Others cite Twitch's complacency. "Twitch hasn't been that aggressive in defending their position. They haven't dramatically changed their philosophy," Lee Trink, CEO of esports organization FaZe Clan, said. 


The fight over video game streamers is being compared to the streaming content wars facing the likes of Netflix, Disney and other studios. It's become such a hot market, many of these influencers now have their own agents to capitalize off of their growing popularity. 


With young gamers aged 18-25 spending an average of 3 hours and 25 minutes per week watching other people play video games, the fight over the top video game streamers is likely to only intensify. But as we've seen with Netflix, will throwing money at this type of content prove to be any different or just another way to burn cash


Leftover Crumbs

  • Supply and demand. Amidst the outbreak of coronavirus, which has now spread to more than ten countries, industrial conglomerate 3M is increasing its production of respiratory protection products as demand surges. This comes as N95 virus masks have been selling out across the United States and throughout Asia. "We’re seeing increased demand for our respiratory protection products, and we’re ramping up our production, in China and around the world, to meet that demand," Mike Roman, CEO of 3M, said. 

  • They're the first, but won't be the last. Starbucks was the first major American company to announce coronavirus will affect its sales as the country is hit with the virus. Starbucks, which operates 4,292 stores in China, has closed about half of its stores in the country. Starbucks' CEO Kevin Johnson said the company "intended to raise certain aspects of our full-year financial outlook for fiscal 2020." As China has become an increasingly important market for most companies, this is likely to be a common excuse this earnings season.

  • Financiers prefer New York over London. When it comes to the world's top financial center, New York is it according to a survey of financial services executives by consultancy firm Duff & Phelps. 56% of the survey's respondents believe New York is the epicenter of global finance compared to 34% who believe London is. The results have flipped drastically from last year, when 53% of respondents selected London, while 42% of respondents selected New York. Respondents agreed that New York and London will lose ground over the next five years, with Hong Kong, Singapore and Shanghai expected to become increasingly importance financial hubs. 

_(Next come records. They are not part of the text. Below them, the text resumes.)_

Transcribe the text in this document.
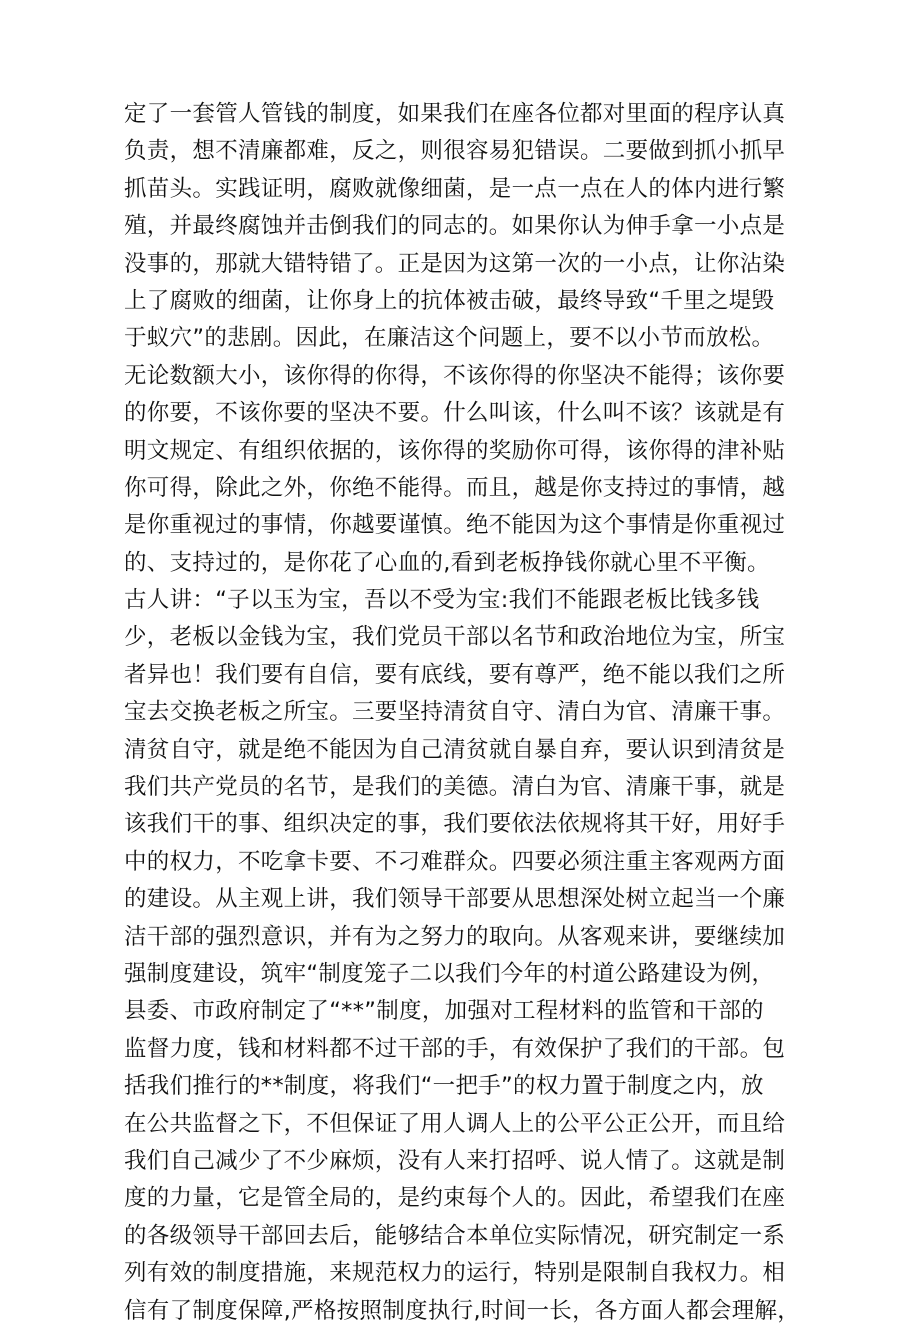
定了一套管人管钱的制度，如果我们在座各位都对里面的程序认真
负责，想不清廉都难，反之，则很容易犯错误。二要做到抓小抓早
抓苗头。实践证明，腐败就像细菌，是一点一点在人的体内进行繁
殖，并最终腐蚀并击倒我们的同志的。如果你认为伸手拿一小点是
没事的，那就大错特错了。正是因为这第一次的一小点，让你沾染
上了腐败的细菌，让你身上的抗体被击破，最终导致“千里之堤毁
于蚁穴”的悲剧。因此，在廉洁这个问题上，要不以小节而放松。
无论数额大小，该你得的你得，不该你得的你坚决不能得；该你要
的你要，不该你要的坚决不要。什么叫该，什么叫不该？该就是有
明文规定、有组织依据的，该你得的奖励你可得，该你得的津补贴
你可得，除此之外，你绝不能得。而且，越是你支持过的事情，越
是你重视过的事情，你越要谨慎。绝不能因为这个事情是你重视过
的、支持过的，是你花了心血的,看到老板挣钱你就心里不平衡。
古人讲：“子以玉为宝，吾以不受为宝:我们不能跟老板比钱多钱
少，老板以金钱为宝，我们党员干部以名节和政治地位为宝，所宝
者异也！我们要有自信，要有底线，要有尊严，绝不能以我们之所
宝去交换老板之所宝。三要坚持清贫自守、清白为官、清廉干事。
清贫自守，就是绝不能因为自己清贫就自暴自弃，要认识到清贫是
我们共产党员的名节，是我们的美德。清白为官、清廉干事，就是
该我们干的事、组织决定的事，我们要依法依规将其干好，用好手
中的权力，不吃拿卡要、不刁难群众。四要必须注重主客观两方面
的建设。从主观上讲，我们领导干部要从思想深处树立起当一个廉
洁干部的强烈意识，并有为之努力的取向。从客观来讲，要继续加
强制度建设，筑牢“制度笼子二以我们今年的村道公路建设为例，
县委、市政府制定了“**”制度，加强对工程材料的监管和干部的
监督力度，钱和材料都不过干部的手，有效保护了我们的干部。包
括我们推行的**制度，将我们“一把手”的权力置于制度之内，放
在公共监督之下，不但保证了用人调人上的公平公正公开，而且给
我们自己减少了不少麻烦，没有人来打招呼、说人情了。这就是制
度的力量，它是管全局的，是约束每个人的。因此，希望我们在座
的各级领导干部回去后，能够结合本单位实际情况，研究制定一系
列有效的制度措施，来规范权力的运行，特别是限制自我权力。相
信有了制度保障,严格按照制度执行,时间一长，各方面人都会理解，
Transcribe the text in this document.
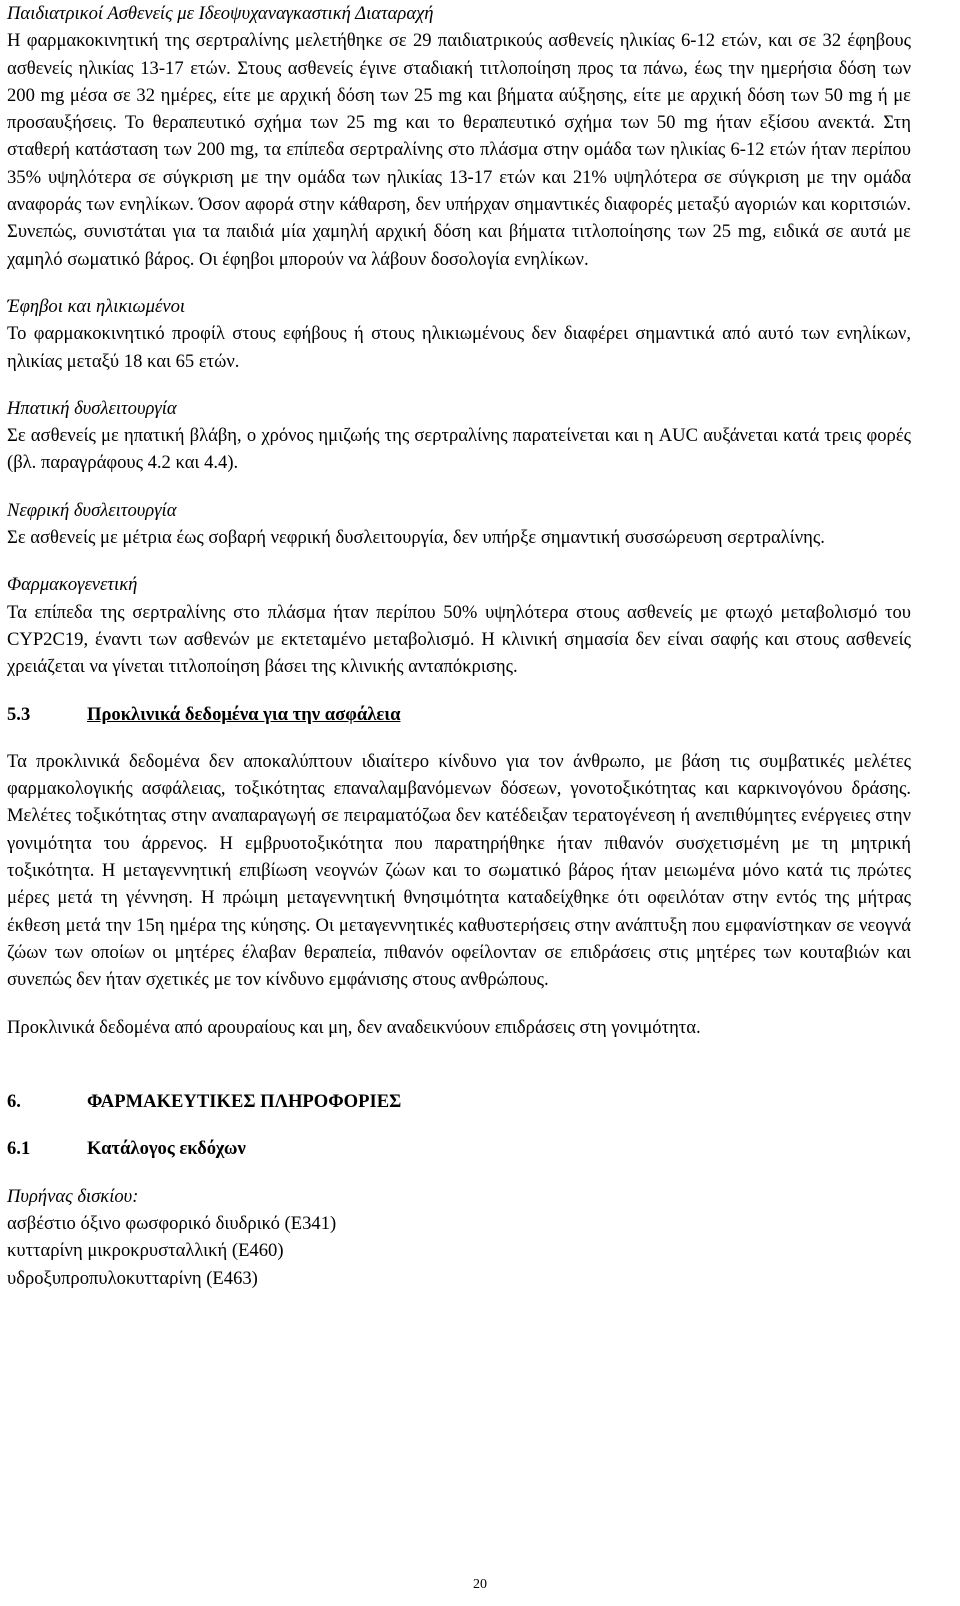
Παιδιατρικοί Ασθενείς με Ιδεοψυχαναγκαστική Διαταραχή

Η φαρμακοκινητική της σερτραλίνης μελετήθηκε σε 29 παιδιατρικούς ασθενείς ηλικίας 6-12 ετών, και σε 32 έφηβους ασθενείς ηλικίας 13-17 ετών. Στους ασθενείς έγινε σταδιακή τιτλοποίηση προς τα πάνω, έως την ημερήσια δόση των 200 mg μέσα σε 32 ημέρες, είτε με αρχική δόση των 25 mg και βήματα αύξησης, είτε με αρχική δόση των 50 mg ή με προσαυξήσεις. Το θεραπευτικό σχήμα των 25 mg και το θεραπευτικό σχήμα των 50 mg ήταν εξίσου ανεκτά. Στη σταθερή κατάσταση των 200 mg, τα επίπεδα σερτραλίνης στο πλάσμα στην ομάδα των ηλικίας 6-12 ετών ήταν περίπου 35% υψηλότερα σε σύγκριση με την ομάδα των ηλικίας 13-17 ετών και 21% υψηλότερα σε σύγκριση με την ομάδα αναφοράς των ενηλίκων. Όσον αφορά στην κάθαρση, δεν υπήρχαν σημαντικές διαφορές μεταξύ αγοριών και κοριτσιών. Συνεπώς, συνιστάται για τα παιδιά μία χαμηλή αρχική δόση και βήματα τιτλοποίησης των 25 mg, ειδικά σε αυτά με χαμηλό σωματικό βάρος. Οι έφηβοι μπορούν να λάβουν δοσολογία ενηλίκων.

Έφηβοι και ηλικιωμένοι

Το φαρμακοκινητικό προφίλ στους εφήβους ή στους ηλικιωμένους δεν διαφέρει σημαντικά από αυτό των ενηλίκων, ηλικίας μεταξύ 18 και 65 ετών.

Ηπατική δυσλειτουργία

Σε ασθενείς με ηπατική βλάβη, ο χρόνος ημιζωής της σερτραλίνης παρατείνεται και η AUC αυξάνεται κατά τρεις φορές (βλ. παραγράφους 4.2 και 4.4).

Νεφρική δυσλειτουργία

Σε ασθενείς με μέτρια έως σοβαρή νεφρική δυσλειτουργία, δεν υπήρξε σημαντική συσσώρευση σερτραλίνης.

Φαρμακογενετική

Τα επίπεδα της σερτραλίνης στο πλάσμα ήταν περίπου 50% υψηλότερα στους ασθενείς με φτωχό μεταβολισμό του CYP2C19, έναντι των ασθενών με εκτεταμένο μεταβολισμό. Η κλινική σημασία δεν είναι σαφής και στους ασθενείς χρειάζεται να γίνεται τιτλοποίηση βάσει της κλινικής ανταπόκρισης.

5.3	Προκλινικά δεδομένα για την ασφάλεια

Τα προκλινικά δεδομένα δεν αποκαλύπτουν ιδιαίτερο κίνδυνο για τον άνθρωπο, με βάση τις συμβατικές μελέτες φαρμακολογικής ασφάλειας, τοξικότητας επαναλαμβανόμενων δόσεων, γονοτοξικότητας και καρκινογόνου δράσης. Μελέτες τοξικότητας στην αναπαραγωγή σε πειραματόζωα δεν κατέδειξαν τερατογένεση ή ανεπιθύμητες ενέργειες στην γονιμότητα του άρρενος. Η εμβρυοτοξικότητα που παρατηρήθηκε ήταν πιθανόν συσχετισμένη με τη μητρική τοξικότητα. Η μεταγεννητική επιβίωση νεογνών ζώων και το σωματικό βάρος ήταν μειωμένα μόνο κατά τις πρώτες μέρες μετά τη γέννηση. Η πρώιμη μεταγεννητική θνησιμότητα καταδείχθηκε ότι οφειλόταν στην εντός της μήτρας έκθεση μετά την 15η ημέρα της κύησης. Οι μεταγεννητικές καθυστερήσεις στην ανάπτυξη που εμφανίστηκαν σε νεογνά ζώων των οποίων οι μητέρες έλαβαν θεραπεία, πιθανόν οφείλονταν σε επιδράσεις στις μητέρες των κουταβιών και συνεπώς δεν ήταν σχετικές με τον κίνδυνο εμφάνισης στους ανθρώπους.

Προκλινικά δεδομένα από αρουραίους και μη, δεν αναδεικνύουν επιδράσεις στη γονιμότητα.

6.	ΦΑΡΜΑΚΕΥΤΙΚΕΣ ΠΛΗΡΟΦΟΡΙΕΣ

6.1	Κατάλογος εκδόχων

Πυρήνας δισκίου:

ασβέστιο όξινο φωσφορικό διυδρικό (E341)

κυτταρίνη μικροκρυσταλλική (E460)

υδροξυπροπυλοκυτταρίνη (E463)

20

  • He should've been a banker. New York Attorney General Letitia James filed a lawsuit against Martin Shkreli in an attempt to block him from ever working in the pharmaceutical industry again. Shkreli was labeled "the most hated man in America" and "Pharma Bro" after hiking the price of an AIDS drug by more than 5,000% while he was the CEO of Turing Pharmaceuticals. "We won’t allow ‘Pharma Bros’ to manipulate the market and line their pockets at the expense of vulnerable patients and the health care system," James said. Shkreli's lawyers called the lawsuit "baseless" and were not pleased with James labeling their client "Pharma Bro." Shkreli is currently serving a seven year prison sentence for securities fraud and is set to be released in September 2023.

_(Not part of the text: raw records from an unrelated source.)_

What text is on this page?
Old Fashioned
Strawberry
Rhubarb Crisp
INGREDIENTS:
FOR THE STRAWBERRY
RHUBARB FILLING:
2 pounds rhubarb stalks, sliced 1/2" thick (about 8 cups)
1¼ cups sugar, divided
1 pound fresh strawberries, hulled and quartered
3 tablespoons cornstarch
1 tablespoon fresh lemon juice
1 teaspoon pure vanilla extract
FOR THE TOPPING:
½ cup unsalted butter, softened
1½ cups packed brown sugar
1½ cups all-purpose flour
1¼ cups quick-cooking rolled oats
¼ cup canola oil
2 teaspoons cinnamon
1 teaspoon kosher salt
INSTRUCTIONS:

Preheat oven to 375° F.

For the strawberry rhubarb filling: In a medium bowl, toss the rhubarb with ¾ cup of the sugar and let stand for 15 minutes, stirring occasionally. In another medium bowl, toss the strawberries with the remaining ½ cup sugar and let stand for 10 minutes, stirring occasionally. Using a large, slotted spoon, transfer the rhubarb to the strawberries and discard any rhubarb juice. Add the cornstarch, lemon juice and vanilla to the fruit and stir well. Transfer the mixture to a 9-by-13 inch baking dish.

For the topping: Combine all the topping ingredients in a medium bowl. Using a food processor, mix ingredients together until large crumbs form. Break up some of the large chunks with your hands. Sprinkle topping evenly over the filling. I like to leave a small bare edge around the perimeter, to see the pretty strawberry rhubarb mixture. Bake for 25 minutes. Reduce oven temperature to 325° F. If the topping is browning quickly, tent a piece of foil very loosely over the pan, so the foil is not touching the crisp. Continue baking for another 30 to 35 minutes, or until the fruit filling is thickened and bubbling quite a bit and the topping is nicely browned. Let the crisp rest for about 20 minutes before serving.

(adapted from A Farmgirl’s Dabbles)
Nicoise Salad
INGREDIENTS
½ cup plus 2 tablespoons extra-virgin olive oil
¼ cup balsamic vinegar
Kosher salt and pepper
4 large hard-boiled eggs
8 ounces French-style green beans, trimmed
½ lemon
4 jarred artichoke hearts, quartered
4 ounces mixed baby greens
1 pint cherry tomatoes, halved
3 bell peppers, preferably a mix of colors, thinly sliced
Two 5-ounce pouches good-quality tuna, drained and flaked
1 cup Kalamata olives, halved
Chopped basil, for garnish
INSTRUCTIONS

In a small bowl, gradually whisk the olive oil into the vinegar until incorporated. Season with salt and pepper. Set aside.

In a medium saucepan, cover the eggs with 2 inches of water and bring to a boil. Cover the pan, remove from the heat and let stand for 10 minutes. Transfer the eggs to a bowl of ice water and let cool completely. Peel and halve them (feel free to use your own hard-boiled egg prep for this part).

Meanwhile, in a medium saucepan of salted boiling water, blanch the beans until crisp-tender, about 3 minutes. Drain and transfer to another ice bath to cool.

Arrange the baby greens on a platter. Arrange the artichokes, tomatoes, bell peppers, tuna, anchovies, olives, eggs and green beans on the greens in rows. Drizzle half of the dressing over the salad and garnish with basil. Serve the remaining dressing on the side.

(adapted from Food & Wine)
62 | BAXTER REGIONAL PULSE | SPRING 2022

  • There's plenty of waste they can use. Adidas will expand its production of shoes made from plastic collected from beaches and coastal regions after selling more than 11 million pairs last year. Adidas will produce 15-20 million pairs of shoes using ocean plastic this year, still a small fraction of the more than 400 million shoes it produced last year. "It is a matter of time, it is a matter of scale, of volume and we are trying to lead that charge," James Carnes, Adidas vice president of brand strategy, said.